A cell cycle alteration precedes apoptosis of granule cell precursors in the weaver mouse cerebellum

A missense mutation in the gene coding for the G-protein-activated inwardly rectifying potassium (GIRK) channel, GIRK2, is responsible for apoptosis in the external germinal layer (EGL) of the cerebellum and a nonapoptotic death of midbrain dopaminergic neurons in the weaver (wv) mouse. Failure of axonogenesis and migration are considered to be the primary consequences of GIRK2 channel malfunction in the cerebellum. We investigated whether a disruption of the cell cycle precedes the failure of migration and axonogenesis and leads to massive apoptosis. To this end, immunohistochemistry and immunoblotting for PCNA, Cdk4, cyclin D, cyclin A, and the Cdk inhibitor p27/kip1, as well as in situ end-labeling for apoptotic DNA fragmentation, were applied to cerebella of P7-P21+/+, wv/+, and wv/wv mice. In +/+ and wv/+ mice, the expression of cell cycle proteins was limited to the outer, premigratory zone of the EGL. Antibodies to p27, a marker of cell differentiation, gave a reverse staining pattern. Due to migration delay, patches of p27-positive cells persisted in the outer EGL in P21 wv/+ mice. On the contrary, marked cell cycle up-regulation and absence of p27 occurred throughout the EGL at all ages in wv/wv mice, indicating an inability to switch off the cell cycle. Mitotic index evaluation showed that cell cycle activation was unrelated to proliferative events. Cell cycle proteins were not expressed in the substantia nigra, suggesting that nonapoptotic death of mature dopaminergic neurons is not preceded by abortive cell cycle re-entry. Our data show that abnormalities of the cell cycle in wv/wv cerebellum represent a major and early consequence of GIRK2 channel malfunction and may strongly influence the susceptibility of EGL cells to apoptosis. These observations may help in understanding the pathogenesis of human neurological channelopathies.

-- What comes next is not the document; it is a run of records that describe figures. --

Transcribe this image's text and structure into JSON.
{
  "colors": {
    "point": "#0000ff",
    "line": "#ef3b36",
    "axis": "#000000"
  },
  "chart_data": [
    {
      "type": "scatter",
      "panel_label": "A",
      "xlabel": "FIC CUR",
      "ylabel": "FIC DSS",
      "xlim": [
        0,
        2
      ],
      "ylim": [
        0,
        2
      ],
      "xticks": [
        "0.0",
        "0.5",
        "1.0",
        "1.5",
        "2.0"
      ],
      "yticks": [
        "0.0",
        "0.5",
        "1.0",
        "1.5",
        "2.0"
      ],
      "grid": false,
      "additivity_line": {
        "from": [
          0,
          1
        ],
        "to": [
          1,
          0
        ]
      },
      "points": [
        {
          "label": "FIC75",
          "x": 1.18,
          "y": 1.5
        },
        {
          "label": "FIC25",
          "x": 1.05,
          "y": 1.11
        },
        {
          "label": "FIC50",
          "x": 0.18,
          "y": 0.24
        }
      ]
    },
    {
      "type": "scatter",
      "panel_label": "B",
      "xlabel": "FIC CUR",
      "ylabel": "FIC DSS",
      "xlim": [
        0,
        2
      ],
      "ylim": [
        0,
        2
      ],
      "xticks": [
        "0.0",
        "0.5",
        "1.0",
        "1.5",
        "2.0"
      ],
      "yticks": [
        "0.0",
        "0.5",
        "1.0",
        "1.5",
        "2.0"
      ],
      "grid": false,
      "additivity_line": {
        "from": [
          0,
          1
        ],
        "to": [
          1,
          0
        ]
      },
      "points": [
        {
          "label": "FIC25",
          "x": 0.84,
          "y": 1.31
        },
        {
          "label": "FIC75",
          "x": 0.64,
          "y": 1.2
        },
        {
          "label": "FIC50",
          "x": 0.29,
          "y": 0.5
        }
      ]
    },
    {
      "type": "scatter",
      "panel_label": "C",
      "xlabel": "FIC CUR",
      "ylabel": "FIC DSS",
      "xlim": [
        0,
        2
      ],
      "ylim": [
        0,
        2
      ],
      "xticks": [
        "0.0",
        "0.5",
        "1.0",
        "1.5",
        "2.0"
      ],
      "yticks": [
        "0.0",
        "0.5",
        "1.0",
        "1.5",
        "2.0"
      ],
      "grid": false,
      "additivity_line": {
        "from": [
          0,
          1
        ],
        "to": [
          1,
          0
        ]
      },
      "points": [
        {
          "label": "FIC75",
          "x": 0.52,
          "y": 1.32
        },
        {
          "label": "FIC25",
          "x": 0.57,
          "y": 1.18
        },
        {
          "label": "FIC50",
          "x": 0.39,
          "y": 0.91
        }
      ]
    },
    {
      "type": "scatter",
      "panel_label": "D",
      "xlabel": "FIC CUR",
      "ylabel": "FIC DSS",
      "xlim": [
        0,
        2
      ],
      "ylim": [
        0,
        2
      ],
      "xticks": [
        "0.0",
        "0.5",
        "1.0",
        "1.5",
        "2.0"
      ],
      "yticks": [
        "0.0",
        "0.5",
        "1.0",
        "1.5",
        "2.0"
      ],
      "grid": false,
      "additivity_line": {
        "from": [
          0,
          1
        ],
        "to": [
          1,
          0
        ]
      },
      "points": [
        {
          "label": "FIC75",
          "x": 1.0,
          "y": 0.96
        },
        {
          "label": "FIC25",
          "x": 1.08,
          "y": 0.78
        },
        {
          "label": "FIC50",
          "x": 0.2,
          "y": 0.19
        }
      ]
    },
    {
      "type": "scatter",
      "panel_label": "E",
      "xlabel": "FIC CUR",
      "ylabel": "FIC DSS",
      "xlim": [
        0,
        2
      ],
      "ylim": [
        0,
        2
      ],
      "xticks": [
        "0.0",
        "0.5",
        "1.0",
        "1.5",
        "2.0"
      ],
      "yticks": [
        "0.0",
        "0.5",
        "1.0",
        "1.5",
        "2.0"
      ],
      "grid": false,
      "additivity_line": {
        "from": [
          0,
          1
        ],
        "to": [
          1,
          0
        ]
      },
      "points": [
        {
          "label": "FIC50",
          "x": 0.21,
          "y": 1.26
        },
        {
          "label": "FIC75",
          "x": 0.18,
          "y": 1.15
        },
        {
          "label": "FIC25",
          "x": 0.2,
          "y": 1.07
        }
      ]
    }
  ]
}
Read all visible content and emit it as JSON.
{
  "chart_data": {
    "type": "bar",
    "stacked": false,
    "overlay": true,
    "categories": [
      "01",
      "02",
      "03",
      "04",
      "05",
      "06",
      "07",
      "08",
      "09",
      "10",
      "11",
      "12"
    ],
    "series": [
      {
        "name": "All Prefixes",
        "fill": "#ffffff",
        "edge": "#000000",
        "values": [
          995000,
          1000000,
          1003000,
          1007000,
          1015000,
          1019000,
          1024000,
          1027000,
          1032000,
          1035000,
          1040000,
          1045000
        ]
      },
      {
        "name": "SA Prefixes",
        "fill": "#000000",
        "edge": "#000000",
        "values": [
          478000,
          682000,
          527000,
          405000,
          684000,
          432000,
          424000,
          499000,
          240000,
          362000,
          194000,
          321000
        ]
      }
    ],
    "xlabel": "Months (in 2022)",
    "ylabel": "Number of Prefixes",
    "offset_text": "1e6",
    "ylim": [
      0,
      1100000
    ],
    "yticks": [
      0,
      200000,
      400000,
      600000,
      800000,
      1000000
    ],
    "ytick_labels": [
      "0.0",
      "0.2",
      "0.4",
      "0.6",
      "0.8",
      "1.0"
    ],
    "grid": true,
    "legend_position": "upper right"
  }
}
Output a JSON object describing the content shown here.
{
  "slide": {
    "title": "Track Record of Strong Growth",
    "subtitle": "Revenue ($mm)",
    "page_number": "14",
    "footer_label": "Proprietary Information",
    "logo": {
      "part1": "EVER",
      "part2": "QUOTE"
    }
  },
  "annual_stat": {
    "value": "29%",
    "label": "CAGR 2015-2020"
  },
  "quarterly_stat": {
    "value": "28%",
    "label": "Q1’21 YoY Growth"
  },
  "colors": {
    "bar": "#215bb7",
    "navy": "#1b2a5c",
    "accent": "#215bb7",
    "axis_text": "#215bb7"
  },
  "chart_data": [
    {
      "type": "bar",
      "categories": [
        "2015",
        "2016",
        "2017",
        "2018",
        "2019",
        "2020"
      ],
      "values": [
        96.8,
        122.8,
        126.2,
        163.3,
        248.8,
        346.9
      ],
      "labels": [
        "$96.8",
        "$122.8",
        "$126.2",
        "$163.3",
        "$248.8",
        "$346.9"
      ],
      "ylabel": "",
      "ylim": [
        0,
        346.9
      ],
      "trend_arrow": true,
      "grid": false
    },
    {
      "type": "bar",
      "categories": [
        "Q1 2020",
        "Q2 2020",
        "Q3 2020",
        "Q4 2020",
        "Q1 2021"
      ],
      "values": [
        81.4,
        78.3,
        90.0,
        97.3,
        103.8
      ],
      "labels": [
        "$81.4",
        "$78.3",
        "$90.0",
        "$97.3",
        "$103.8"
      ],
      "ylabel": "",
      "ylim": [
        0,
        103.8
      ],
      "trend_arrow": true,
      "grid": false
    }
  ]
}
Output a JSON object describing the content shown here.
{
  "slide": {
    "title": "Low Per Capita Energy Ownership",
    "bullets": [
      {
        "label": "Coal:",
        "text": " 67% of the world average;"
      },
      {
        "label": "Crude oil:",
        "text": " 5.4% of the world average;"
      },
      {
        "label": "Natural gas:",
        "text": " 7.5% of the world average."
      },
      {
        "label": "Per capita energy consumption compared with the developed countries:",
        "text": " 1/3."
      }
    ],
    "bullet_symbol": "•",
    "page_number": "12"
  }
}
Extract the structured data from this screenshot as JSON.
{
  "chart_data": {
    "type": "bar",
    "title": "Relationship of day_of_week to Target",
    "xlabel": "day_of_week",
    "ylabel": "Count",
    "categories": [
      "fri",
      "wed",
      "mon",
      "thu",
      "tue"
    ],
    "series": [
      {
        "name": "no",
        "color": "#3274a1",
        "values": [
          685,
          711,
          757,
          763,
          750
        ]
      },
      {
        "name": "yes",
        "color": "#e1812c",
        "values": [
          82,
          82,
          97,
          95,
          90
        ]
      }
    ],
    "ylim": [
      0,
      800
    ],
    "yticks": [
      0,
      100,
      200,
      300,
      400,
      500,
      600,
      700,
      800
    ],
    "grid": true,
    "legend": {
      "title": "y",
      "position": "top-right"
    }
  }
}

Characterization of murine Girk2 transcript isoforms: structure and differential expression

A mutation in the G-protein-linked inwardly rectifying K+ channel 2 gene (Girk2) is the cause of the weaver mouse phenotype. We determined that the originally published Girk2 transcript is composed of five exons. The primary coding exon (designated exon 4a in our system) encodes over two-thirds of the protein. Five different full-length Girk2 transcript isoforms (designated Girk2-1, Girk2A-1, Girk2A-2, Girk2B, and Girk2C) originating from different transcriptional start sites and/or alternative splicing were isolated by cDNA RACE. Several of the transcripts were predicted to encode truncated proteins that may lack some of the G-proteincoupling sequence. Northern blotting and in situ hybridization studies with transcript-specific probes indicated that the transcripts were differentially expressed in both normal and weaver mice. All transcripts tested were expressed in the three major targets of action of the weaver mutation: cerebellum, substantia nigra, and testis. Two of the transcripts, Girk2A-1 and Girk2A-2, encode identical proteins and have a distinct pattern of expression in testis, which suggests that they are associated with specific stages of spermatogenesis. An additional transcript, Girk2D, appears to be brain-specific, not polyadenylated, and highly expressed in cerebellar granule cells.